Our ever-evolving knowledge of our world was underscored in the TED talks we watched. The speakers taught not only what they learned in their respective scientific pursuits but also that there is so much yet to be known about our universe, so many boundaries redefined and science to be pollinated. In these TED talks, science(/knowledge) was power in that it allowed us to wield a tool to observe and affect ourselves or the world around us to better our own lives.

Years of imperialism and foreign involvement constitute a social science that lie at the root of such terrible statistics as the fact that someone in our world dies of hunger every 10 seconds, as mentioned by the PBS episode. There are underserved people who die regularly from diseases that pose little to no threat elsewhere. This is the darkest and most urgent intersection of society and science and the one we choose to turn a blind eye to the most.

If science is power, and if we have harnessed it as a tool to advance ourselves and our well-being in our environment, the argument goes that this should advance the well-being of our entire species, or the vast majority of it, at least. However, if the knowledge (the tool) already exists and there is still such glaring inequity in our world today, it is not science itself that is the issue; rather, it is us, the people wielding it.

We choose to delve into science in diverse capacities, which is necessary for the diversification of our knowledge and enhancement of our quality of life. We would be handicapped were it not for people researching both prosthetic legs and genome editing, for the different perspectives in the overlap of the two will blaze a new trail for the human experience. The more ground we cover as scientists, the better.
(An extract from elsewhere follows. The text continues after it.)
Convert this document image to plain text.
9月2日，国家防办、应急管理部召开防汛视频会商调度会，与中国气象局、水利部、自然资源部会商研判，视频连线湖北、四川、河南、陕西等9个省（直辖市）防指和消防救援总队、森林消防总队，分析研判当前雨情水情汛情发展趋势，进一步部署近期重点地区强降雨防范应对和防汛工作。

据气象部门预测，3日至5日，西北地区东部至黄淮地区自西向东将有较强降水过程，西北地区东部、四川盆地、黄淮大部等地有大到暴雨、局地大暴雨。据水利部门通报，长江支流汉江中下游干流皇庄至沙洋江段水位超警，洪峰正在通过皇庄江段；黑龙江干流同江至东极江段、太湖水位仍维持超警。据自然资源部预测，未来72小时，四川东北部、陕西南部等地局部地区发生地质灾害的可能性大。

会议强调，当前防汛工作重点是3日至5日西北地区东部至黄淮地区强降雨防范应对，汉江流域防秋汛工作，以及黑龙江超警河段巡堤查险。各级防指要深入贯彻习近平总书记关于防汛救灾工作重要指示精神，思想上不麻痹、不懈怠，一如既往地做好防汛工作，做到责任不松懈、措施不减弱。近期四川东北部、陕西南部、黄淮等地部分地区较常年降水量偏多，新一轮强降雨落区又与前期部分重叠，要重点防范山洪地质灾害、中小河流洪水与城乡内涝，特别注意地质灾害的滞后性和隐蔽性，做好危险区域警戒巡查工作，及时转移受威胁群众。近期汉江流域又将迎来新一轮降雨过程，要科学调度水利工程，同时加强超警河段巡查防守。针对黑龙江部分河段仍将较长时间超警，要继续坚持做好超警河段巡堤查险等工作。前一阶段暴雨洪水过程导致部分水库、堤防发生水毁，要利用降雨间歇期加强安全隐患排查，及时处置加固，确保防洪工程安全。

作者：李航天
I believe that though we should not be homogenous in our scientific pursuits and that progress in one frontier should not be retarded for progress in another, we should all prioritize certain dysfunctions in our society such as the hunger and vaccination epidemics highlighted in the PBS episode. We have the capacity to solve this problem, but the positive change we want to see in the world must come directly from us, for science is but the tool and we are the vehicle of bettering our world.

This lesson can be applied to several of the most prominent intersections of science and society today: climate change, animal protection, poverty, disease, etc. We are adding tools to our scientific toolbox every day and our strength comes from that very fact, but as the PBS episode stated well, the best medicines are useless if they don’t get to the people who need them, and by extension, the best science/knowledge is useless if we do not take the initiative and responsibility to use it to help those whom it would benefit.